Las tasas judiciales que se pagan cuando se tramitan los pleitos civiles son , hoy por hoy, y mientras la justicia no sea gratuita, el precio que los ciudadanos abonan al Estado por el servicio de esta administración, y como, desde tiempo inmemorial, la Administración de justicia, por no ser gratuita y ser lenta, ha sido proclive a la corrupción, las distintas leyes que han regulado las tasaciones de costas han pretendido siempre establecer garantías claras y precisas que evitaran el fraude, y así, la actualmente vigente de 18 de junio de 1959 estableció que ese precio no se pagaría en dinero, sino, en efectos timbrados, y que en todos los juzgados se pondría en sitio visible una relación de las cantidades que se deberían abonar por unos u otros conceptos. Pues bien, la realidad es muy otra: la utilización del dinero sigue siendo habitual y provoca cuentas corrientes en entidades bancarias privadas, y no creo que haya ningún juzgado que tenga visible el precio de estos servicios públicos, sino que, por el contrario, ni siquiera los profesionales del Derecho -que son los abogados y los procuradores- saben con exactitud lo que cobran los juzgados civiles y por qué en unos se cobran unas cantidades y en otros otras.En este medio, y con estos antecedentes, la inseguridad jurídica de este carácter económico se acepta como algo inevitable, con el humor, el cinismo y la socarronería que ha hecho que se incorporé al anecdotario judicial la historia de un secretario de un juzgado aislado y remoto que, después de incluir las correspondientes tasas añadía una nueva con las iniciales P. S. C., seguida de una cifra discreta que representaba el importe de ese concepto, tan sintéticamente expresado y, al parecer, nadie llegó nunca a indagar sobre ése ni sobre ninguno de los otros conceptos, aunque él mismo, colmado de euforia, confesó a alguien, naturalmente del gremio, que el famoso concepto P. S. C. arancelario no era otra cesa que el de por si cuela, y que, por supuesto, si alguien hubiera protestado habría eliminado del recibo de las tasas ese tan singular concepto.
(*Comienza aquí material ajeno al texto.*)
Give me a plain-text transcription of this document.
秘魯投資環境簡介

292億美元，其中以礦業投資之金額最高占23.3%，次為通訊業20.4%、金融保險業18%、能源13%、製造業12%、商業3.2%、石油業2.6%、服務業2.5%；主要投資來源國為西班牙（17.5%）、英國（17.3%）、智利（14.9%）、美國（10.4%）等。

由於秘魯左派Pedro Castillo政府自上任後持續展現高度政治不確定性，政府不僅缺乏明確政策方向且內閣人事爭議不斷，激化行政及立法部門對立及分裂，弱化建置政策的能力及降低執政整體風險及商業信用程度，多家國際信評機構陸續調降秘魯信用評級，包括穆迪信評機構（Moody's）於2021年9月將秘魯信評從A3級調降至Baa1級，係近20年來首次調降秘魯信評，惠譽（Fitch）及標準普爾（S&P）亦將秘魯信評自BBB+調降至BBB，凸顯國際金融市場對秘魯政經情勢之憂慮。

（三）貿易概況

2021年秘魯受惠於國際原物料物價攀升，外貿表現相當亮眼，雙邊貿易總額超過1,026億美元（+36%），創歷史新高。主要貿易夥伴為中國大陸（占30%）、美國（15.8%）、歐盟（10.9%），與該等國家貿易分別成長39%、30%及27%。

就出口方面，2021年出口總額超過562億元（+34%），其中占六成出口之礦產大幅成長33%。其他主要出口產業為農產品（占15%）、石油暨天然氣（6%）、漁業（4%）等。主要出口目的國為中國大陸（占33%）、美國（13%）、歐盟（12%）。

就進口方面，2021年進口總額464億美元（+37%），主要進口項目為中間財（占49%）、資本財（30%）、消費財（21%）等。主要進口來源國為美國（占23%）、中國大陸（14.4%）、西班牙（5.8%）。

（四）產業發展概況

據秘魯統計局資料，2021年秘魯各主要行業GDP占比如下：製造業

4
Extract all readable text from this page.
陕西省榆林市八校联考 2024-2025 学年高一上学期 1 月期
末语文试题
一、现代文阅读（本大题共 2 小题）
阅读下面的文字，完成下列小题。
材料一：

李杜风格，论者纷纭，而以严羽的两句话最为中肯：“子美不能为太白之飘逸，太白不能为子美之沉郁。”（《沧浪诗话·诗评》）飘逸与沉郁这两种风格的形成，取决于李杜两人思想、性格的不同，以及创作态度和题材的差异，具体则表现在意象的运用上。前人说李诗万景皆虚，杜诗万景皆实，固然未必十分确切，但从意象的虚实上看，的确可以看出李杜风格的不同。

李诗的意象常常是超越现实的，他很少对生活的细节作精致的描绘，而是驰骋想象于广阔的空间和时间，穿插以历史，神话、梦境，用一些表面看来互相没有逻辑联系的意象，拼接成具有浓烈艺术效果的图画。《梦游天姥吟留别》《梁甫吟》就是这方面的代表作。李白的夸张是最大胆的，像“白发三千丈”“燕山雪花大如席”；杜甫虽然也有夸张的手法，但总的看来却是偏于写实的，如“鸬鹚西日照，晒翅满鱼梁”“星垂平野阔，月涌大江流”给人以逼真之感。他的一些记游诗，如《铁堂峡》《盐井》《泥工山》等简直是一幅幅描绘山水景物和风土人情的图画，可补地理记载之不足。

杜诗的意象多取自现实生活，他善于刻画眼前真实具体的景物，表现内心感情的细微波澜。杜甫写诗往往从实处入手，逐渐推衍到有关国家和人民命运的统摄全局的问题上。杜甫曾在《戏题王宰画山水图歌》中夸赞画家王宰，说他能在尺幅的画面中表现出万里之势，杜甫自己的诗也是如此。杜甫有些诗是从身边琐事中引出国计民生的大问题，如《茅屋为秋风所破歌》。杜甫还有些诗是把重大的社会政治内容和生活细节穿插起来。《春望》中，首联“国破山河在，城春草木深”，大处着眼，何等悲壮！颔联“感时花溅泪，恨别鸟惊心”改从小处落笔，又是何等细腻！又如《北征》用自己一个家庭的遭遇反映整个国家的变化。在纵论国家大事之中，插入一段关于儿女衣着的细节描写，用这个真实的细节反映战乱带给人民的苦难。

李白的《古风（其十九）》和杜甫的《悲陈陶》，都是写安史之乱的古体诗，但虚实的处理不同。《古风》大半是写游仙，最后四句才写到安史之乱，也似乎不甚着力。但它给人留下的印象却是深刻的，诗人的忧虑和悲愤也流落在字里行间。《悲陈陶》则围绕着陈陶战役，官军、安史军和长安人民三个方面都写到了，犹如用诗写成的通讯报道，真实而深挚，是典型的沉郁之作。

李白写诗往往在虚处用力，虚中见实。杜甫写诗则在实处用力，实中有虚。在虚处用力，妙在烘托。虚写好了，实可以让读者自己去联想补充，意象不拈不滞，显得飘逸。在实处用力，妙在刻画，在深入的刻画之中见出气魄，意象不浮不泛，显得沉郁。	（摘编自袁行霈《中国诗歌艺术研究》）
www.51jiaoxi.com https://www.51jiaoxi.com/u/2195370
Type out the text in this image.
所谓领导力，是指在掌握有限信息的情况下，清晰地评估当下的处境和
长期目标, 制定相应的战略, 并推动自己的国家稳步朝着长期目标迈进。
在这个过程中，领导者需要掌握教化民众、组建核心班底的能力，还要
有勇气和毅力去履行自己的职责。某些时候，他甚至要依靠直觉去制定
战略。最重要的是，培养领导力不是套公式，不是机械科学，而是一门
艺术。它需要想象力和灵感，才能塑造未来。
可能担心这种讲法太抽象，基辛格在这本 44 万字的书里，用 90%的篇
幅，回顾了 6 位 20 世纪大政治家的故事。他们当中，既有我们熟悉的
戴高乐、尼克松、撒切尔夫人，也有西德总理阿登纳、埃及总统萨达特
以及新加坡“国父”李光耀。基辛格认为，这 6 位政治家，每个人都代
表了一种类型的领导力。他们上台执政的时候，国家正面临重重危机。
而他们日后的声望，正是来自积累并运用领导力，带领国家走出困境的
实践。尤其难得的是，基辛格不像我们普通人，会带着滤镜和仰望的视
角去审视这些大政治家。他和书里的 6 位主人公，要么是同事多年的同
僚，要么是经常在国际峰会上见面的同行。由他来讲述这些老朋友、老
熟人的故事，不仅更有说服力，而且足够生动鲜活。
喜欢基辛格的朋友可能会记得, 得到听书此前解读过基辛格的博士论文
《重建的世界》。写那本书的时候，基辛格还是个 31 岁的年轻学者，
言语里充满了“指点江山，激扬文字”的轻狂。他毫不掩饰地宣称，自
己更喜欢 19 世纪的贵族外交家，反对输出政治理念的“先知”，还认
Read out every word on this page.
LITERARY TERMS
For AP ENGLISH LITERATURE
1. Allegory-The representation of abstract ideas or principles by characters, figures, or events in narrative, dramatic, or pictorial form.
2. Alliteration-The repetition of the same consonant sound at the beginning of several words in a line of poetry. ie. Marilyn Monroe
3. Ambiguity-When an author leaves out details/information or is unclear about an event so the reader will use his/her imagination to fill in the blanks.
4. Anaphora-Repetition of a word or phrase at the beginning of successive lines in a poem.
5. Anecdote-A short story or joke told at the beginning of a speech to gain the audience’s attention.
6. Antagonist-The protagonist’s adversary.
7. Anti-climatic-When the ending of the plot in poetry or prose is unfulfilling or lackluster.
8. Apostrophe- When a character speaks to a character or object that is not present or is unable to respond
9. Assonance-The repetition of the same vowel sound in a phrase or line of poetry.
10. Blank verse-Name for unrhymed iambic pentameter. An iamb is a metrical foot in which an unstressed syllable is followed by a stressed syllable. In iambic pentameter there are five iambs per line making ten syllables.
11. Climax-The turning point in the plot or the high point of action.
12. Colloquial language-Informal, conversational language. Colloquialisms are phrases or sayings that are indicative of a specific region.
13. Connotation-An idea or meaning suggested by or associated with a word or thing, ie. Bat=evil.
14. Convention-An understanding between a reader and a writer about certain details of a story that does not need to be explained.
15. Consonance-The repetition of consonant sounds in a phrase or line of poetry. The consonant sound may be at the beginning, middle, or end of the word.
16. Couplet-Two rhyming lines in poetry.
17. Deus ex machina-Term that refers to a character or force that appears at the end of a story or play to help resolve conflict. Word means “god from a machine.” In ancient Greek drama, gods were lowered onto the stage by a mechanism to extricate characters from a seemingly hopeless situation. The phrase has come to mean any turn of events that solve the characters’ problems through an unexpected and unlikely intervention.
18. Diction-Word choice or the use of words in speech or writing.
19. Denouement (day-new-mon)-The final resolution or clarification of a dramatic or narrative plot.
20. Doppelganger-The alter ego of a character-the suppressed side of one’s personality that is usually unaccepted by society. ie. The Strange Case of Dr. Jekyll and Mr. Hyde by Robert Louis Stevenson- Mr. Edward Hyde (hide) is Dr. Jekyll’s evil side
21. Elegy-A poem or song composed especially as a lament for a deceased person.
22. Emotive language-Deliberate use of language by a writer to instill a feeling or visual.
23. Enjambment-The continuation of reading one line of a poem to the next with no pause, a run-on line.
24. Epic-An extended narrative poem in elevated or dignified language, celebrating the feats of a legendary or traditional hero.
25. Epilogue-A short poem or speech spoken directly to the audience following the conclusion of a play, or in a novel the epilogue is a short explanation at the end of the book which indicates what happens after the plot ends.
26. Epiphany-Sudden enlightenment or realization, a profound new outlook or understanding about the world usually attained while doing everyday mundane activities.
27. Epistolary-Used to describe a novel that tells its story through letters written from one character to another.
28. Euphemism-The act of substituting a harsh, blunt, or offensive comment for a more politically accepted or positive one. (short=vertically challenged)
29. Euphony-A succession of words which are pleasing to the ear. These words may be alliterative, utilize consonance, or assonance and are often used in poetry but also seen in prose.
Puede ser que el cuento no sea cierto, pero sí es, desafortunadamente, que en la mayor parte de los juzgados civiles vienen cobrando los funcionarios de la Administración de Justicia una tasa indebida y casi tan inventada como la que acabo de contar.

Los 'citeros'

Desde hace por lo menos 10 años se viene cobrando, a cargo, de las partes, en los pleitos una cantidad que oscila entre las 800 pesetas y las 2.000 pesetas por cada salida que el funcionario tiene que hacer del juzgado en cumplimiento de su cometido. Así, por ejemplo, el agente judicial que tiene como misión específica el salir a la calle para llevar citaciones, notificaciones, embargos, etcétera, cobra por cada salida 800 ó 900 pesetas, con lo que, además de, su sueldo, que le abona el Ministerio de Justicial y que alcanza unas 65.000 pesetas, tiene a cargo de los particulares nada menos que unas retribuciones que pueden triplicarlo.

Aunque ya el 7 de febrero de 1967 el Ministerio de Justicia dictó una orden en la que, saliendo al paso de consultas variadas, aclaró, que lógicamente ningún funcionario de la Administración de justicia puede percibir ninguna retribución directamente de los particulares, la práctica es tan generalizada y tan aparentemente legal, que los funcionarios, sin duda de buena fe, reclaman esta exacción indebida, dan recibo de ella, con timbre y membrete de los juzgados, y hasta contratan a personas ajenas a la Administración, a quienes se les conoce con el nombre de citeros, para que, por 200 ó 300 pesetas por unidad, realicen las citaciones que personalmente a ellos mismos ya no les compensa económicamente realizar.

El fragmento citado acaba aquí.